The mountainous climb in debt began in the Reagan years and mostly grew worse under every administration since … even though Reagan campaigned on the promise he would reduce the perilous debt of his time, which was a hill of beans at the time, even when compared against the full scale of the US economy.
Reagan first lowered taxes too much, which caused revenue to fall. So, his budget engineer, David Stockman, implored him to immediately raise them enough to find the sweet spot where lowered taxes don’t diminish revenue and maybe even increase revenue due to the reward profile for the industrious. Stockman also implored him not to boost military spending. Reagan ignored that recommendation and stormed ahead with massive military spending that blew the deficit up into the mountaintops from where it had been. So, it’s not all the Fed’s failure, but the Fed has been the government’s handmaiden (and vice versa) through all of this.
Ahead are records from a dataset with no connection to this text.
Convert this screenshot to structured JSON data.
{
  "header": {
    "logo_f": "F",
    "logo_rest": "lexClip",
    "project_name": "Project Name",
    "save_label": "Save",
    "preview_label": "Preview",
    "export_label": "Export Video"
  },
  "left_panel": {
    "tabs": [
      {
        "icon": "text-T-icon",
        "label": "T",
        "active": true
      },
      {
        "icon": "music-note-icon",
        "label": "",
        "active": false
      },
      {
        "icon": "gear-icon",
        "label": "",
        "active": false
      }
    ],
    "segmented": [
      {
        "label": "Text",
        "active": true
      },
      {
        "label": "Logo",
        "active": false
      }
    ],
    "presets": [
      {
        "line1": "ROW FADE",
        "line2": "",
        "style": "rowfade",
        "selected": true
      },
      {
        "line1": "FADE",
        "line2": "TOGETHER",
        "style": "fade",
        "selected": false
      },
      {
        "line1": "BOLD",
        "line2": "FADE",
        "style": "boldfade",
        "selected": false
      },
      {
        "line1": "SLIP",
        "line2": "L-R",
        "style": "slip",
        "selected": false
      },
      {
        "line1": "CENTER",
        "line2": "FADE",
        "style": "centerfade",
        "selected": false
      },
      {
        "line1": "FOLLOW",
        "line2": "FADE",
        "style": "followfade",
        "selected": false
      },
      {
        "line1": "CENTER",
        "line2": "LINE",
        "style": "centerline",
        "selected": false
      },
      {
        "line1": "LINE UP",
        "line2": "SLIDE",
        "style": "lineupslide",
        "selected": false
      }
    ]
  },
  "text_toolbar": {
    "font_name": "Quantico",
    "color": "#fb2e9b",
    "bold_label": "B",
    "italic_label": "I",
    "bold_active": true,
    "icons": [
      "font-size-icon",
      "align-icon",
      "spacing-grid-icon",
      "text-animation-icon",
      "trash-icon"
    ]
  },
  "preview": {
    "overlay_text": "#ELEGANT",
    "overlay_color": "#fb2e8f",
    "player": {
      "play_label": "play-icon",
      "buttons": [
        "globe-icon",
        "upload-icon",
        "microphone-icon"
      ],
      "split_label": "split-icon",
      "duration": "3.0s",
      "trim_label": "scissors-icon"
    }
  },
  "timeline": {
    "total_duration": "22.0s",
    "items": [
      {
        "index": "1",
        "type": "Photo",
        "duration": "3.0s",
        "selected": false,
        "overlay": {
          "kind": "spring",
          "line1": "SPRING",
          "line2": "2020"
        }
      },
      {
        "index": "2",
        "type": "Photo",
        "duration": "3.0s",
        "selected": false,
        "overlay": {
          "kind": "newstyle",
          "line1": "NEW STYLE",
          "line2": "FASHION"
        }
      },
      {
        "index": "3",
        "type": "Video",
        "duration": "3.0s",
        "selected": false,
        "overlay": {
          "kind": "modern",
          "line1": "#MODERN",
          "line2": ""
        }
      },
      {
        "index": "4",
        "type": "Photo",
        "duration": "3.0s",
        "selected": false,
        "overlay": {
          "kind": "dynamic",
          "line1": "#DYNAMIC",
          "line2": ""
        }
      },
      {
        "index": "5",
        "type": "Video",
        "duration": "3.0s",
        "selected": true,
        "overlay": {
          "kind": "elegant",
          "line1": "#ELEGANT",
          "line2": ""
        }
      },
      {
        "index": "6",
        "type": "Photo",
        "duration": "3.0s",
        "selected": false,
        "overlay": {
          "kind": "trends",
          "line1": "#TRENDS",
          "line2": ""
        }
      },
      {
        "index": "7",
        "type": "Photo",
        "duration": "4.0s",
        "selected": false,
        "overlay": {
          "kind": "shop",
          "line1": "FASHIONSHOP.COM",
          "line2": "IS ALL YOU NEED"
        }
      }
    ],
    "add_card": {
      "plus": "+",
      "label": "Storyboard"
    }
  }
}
The fact that the government was adding one trillion dollars in debt in little over half a year was not deemed worthy of comment by President Biden, Vice President Harris, and most other US politicians….
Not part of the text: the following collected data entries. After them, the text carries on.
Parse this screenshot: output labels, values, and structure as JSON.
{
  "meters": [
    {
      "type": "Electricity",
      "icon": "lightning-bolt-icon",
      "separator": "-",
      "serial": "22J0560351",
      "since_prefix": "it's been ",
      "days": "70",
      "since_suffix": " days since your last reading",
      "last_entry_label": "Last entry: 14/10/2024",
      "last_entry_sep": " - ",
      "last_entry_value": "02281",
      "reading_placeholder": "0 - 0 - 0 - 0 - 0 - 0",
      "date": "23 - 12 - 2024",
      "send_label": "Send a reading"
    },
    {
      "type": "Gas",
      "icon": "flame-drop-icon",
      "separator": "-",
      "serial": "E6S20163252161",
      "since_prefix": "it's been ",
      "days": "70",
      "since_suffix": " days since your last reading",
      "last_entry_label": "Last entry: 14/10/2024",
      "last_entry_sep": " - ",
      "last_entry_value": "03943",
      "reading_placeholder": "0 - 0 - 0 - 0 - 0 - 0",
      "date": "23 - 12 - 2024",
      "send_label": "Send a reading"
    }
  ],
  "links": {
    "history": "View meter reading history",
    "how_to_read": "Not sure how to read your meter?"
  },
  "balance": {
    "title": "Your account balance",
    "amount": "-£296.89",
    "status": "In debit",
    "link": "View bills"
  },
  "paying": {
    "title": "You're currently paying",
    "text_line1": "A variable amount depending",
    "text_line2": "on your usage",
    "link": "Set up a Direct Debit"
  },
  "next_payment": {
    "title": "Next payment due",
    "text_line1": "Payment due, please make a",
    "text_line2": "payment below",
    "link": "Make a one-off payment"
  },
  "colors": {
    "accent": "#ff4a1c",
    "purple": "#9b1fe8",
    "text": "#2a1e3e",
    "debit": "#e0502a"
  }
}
The Tea Party’s efforts to focus attention on the debt resulted in a bipartisan deal that made minuscule spending cuts. In fact, most of the cuts were not real cuts. They were just reductions in the “projected rate of spending increase,” meaning the spending still increased but just by not as much as originally planned.
That is always the way it happened. Politicians from either party would jabber about how much they had done to cut the debt, but all they had really done was reduce expenses or raise taxes far out in the future that would happen under some other government’s budget. It should have always been seen without saying that future governments would just rewrite everything to get whatever they wanted. No government would not allow itself to be hindered by dead or dying politicians of another era! So, the cuts are always a mirage that’s out ahead of us. No expense cut means a thing unless it happens in this year’s budget and maybe next year’s. The rest are fantasy cuts.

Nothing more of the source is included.